Na última segunda-feira, dia 3 de novembro, a APES lançou oficialmente o Grupo de Trabalho de Políticas de Classe para Questões Étnico-raciais, de Gênero e Diversidade Sexual (GTPCGDS) com a realização, em sua sede, de um importante evento dedicado a discutir as violências feminicidas, racistas e LGBTIfóbicas, além de refletir sobre formas de enfrentamento e luta dentro e fora da universidade. O encontro celebrou o compromisso do sindicato com as políticas de classe, gênero, raça e diversidade sexual, buscando fortalecer a construção de uma universidade pública mais inclusiva, plural e emancipatória.
A mesa de debate, com o tema “Violências feminicidas, racistas e LGBTIfóbicas: enfrentamentos e lutas nas pistas e nas universidades”, contou com a presença de três importantes pesquisadoras do tema: Letícia Carolina Nascimento (UFPI), vice-presidenta do ANDES-SN e autora do livro Transfeminismo, da coleção Feminismos Plurais; Brune Coelho Brandão (UNIVERSO), que apresentou diferentes cartilhas do Projeto Ser-Diverse; e Céu Cavalcanti (UFRJ), que apresentou para o público seu livro “O azuelo, a colocação e a tranca: Ejó de polícias e relações complexas nas noites da pista”, fruto de sua tese de doutorado em Psicologia Social.
O encontro marcou também o lançamento do Projeto de Extensão SER-DIVERSE – Observatório Latino-Americano da Diversidade Sexual e de Gênero da UFJF, coordenado pelo professor Marco Duarte (Serviço Social), com colaboração das professoras Joana Machado (Direito) e Juliana Perucchi (Psicologia).

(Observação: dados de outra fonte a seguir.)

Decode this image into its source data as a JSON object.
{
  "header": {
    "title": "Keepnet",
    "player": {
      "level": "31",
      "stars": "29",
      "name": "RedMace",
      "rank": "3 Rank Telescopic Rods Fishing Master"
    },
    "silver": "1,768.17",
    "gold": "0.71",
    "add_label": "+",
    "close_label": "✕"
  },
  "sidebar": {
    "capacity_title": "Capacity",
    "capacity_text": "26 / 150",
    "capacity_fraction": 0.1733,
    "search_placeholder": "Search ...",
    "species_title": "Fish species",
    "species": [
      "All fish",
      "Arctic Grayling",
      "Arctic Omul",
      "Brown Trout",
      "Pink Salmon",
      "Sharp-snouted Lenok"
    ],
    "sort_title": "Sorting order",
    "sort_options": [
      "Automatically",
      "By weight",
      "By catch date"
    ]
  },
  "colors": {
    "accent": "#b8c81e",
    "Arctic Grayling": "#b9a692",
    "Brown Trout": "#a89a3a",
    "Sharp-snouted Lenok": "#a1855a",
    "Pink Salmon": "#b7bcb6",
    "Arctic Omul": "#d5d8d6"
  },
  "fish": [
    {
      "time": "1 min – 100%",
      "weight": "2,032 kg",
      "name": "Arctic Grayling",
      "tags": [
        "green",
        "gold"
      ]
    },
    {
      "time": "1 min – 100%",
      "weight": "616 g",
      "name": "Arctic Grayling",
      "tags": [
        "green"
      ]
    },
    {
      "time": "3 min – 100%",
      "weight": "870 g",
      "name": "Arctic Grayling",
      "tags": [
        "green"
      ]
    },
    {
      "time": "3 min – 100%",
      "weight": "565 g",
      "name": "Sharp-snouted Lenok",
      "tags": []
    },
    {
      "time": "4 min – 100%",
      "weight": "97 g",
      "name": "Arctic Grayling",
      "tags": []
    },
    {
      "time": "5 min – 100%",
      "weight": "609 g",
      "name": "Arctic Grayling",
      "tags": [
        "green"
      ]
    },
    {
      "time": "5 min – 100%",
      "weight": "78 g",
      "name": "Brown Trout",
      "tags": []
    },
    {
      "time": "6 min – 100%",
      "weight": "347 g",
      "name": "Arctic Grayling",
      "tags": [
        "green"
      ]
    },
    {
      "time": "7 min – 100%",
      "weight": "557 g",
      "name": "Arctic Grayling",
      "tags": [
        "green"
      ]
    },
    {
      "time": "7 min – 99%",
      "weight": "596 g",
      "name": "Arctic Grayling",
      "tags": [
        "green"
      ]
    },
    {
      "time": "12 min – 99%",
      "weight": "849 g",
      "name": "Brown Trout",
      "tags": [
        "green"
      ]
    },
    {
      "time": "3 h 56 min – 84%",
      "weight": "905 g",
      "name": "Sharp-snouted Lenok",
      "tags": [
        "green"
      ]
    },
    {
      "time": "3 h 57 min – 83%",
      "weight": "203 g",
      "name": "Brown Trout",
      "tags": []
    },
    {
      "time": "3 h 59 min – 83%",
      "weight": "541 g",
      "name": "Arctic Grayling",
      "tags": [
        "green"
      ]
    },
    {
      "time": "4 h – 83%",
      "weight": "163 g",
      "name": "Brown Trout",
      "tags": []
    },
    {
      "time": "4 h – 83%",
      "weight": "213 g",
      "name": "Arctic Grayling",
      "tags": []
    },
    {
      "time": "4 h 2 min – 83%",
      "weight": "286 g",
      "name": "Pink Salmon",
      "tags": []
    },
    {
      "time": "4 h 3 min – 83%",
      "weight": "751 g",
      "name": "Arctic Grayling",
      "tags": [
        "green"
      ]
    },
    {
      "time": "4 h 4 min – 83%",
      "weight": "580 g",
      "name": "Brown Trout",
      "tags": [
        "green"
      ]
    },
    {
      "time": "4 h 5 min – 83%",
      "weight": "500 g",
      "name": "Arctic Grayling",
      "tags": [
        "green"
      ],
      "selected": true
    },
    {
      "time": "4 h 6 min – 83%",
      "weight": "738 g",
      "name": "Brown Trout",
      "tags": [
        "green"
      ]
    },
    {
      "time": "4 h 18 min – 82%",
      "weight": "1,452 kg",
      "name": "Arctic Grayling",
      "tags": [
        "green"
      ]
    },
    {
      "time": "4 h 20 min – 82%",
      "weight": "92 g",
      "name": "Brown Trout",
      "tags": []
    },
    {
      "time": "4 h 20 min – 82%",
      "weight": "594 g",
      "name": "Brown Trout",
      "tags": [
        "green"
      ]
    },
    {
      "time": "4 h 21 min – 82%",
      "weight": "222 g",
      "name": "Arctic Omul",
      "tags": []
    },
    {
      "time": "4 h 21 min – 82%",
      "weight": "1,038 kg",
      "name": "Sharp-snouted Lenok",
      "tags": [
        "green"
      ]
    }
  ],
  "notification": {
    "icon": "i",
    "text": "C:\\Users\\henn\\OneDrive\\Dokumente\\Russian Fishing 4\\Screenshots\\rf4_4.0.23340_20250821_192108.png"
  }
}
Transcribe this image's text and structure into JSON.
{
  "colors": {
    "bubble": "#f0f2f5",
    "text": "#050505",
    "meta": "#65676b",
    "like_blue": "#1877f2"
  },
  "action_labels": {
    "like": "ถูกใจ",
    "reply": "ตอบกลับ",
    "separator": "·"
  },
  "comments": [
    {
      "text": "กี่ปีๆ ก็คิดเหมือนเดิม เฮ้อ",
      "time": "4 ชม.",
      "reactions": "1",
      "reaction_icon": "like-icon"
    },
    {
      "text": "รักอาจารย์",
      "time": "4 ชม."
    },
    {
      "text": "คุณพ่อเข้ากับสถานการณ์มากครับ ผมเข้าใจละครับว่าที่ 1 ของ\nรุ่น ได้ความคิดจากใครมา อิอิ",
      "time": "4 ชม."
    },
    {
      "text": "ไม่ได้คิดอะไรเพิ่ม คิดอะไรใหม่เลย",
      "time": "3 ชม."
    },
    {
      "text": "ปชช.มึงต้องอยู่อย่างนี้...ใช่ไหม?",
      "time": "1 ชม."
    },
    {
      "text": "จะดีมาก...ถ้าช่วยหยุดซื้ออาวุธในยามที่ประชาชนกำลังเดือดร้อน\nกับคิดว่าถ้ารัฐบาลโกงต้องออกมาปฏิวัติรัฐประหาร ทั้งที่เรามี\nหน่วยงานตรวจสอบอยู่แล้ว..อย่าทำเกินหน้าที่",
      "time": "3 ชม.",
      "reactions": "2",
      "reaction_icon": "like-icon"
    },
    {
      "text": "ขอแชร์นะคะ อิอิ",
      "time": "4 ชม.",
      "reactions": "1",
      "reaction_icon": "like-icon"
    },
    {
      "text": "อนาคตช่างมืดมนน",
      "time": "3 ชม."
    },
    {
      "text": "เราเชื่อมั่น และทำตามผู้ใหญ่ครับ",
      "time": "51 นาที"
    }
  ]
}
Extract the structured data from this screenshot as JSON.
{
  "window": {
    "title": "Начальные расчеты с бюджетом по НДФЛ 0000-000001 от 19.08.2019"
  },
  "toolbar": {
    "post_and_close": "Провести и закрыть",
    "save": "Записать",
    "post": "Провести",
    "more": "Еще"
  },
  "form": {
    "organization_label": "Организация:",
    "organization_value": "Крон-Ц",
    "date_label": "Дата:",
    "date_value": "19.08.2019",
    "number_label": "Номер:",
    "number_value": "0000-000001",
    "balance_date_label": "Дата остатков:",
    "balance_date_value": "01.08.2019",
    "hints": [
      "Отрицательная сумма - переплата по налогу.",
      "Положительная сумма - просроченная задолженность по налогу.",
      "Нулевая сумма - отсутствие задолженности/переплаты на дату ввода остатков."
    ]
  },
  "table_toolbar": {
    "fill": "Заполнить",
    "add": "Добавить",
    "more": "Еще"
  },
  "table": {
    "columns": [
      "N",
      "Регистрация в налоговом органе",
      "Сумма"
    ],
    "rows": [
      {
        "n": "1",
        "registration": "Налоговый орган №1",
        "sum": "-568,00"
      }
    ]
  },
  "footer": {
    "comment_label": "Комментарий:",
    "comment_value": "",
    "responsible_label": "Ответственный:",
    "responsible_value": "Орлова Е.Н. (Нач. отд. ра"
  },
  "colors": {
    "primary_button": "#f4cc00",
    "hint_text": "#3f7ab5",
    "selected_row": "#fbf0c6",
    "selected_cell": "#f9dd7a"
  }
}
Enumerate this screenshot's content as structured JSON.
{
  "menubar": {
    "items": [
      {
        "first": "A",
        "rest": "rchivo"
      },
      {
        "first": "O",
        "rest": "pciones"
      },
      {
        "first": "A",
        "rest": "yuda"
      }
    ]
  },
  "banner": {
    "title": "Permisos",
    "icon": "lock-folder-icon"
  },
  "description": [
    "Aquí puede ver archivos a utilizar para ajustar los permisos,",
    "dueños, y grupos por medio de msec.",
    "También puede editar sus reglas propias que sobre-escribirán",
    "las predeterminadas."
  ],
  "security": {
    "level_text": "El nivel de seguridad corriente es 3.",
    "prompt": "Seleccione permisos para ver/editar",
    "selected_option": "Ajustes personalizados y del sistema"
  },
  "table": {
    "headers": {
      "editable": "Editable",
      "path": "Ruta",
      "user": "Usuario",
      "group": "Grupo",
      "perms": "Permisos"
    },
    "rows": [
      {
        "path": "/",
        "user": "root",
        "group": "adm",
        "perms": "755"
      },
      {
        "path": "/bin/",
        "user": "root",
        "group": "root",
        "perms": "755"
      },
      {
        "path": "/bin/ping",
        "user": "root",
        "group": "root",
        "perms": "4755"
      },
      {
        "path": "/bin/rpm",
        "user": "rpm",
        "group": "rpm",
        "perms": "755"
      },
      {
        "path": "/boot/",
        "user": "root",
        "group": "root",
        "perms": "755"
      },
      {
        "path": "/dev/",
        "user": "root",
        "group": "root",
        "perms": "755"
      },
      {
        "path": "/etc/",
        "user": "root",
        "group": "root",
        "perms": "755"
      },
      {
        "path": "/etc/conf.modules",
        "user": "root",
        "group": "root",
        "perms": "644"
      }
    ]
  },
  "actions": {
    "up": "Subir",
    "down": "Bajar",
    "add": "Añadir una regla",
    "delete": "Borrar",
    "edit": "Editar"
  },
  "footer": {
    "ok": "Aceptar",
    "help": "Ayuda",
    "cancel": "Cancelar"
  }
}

Foram lançadas também as cartilhas do projeto, voltadas à educação e promoção da diversidade.
Durante as falas, as convidadas destacaram que, apesar de a universidade ser um espaço de conhecimento e transformação social, ainda é marcada por violências, exclusões e preconceitos, especialmente contra pessoas trans e LGBTQIA+. Foram compartilhados relatos de adoecimento, discriminação e o sentimento de não pertencimento de quem enfrenta o preconceito dentro da academia. As palestrantes criticaram a normatividade cisgênera e positivista que domina a produção científica e marginaliza outras formas de saber e existência. Ressaltaram a importância de valorizar pesquisas, vivências e subjetividades diversas, defendendo uma ciência mais humana e comprometida com a justiça social.
Outro ponto central do debate foi a memória e a luta trans na universidade. Foi lembrado que, por muito tempo, pessoas trans foram invisibilizadas nos espaços acadêmicos, com pouquíssimos exemplos de docentes ou pós-graduandos trans. A primeira defesa de doutorado de uma pessoa trans na UFJF, por exemplo, foi realizada em 2022 pela Professora Brune Coelho Brandão, e foi citada como um marco, mas também como um sinal de que há muito a avançar. As participantes enfatizaram que resgatar essas histórias é fundamental para construir ancestralidade e políticas efetivas.
Houve também reflexões sobre os impactos da cisgeneridade, da branquitude, da heterossexualidade e da classe social dentro da universidade. A mesa defendeu que uma instituição verdadeiramente pública e transformadora precisa ser diversa, plural e socialmente engajada, apoiando projetos de extensão e pesquisa que tenham impacto real na sociedade. As falas abordaram ainda as dificuldades na implementação de políticas públicas voltadas à população LGBTQIA+. Durante o debate foi lembrada também a política de atenção à saúde trans, elaborada em 2023, mas nunca implementada devido à pressão de grupos conservadores.
O encontro destacou a importância da interseccionalidade, o entendimento de como raça, gênero, sexualidade e classe social se cruzam na experiência das opressões. Houve críticas também à ideia de que as pautas identitárias dividem a esquerda, afirmando que as lutas de gênero, raça e sexualidade fazem parte da luta de classes. O GTPCGDS foi apresentado como um passo importante para fortalecer essa luta dentro do sindicato, que também tem atuado em ações concretas, como o apoio à Marcha das Mulheres Negras.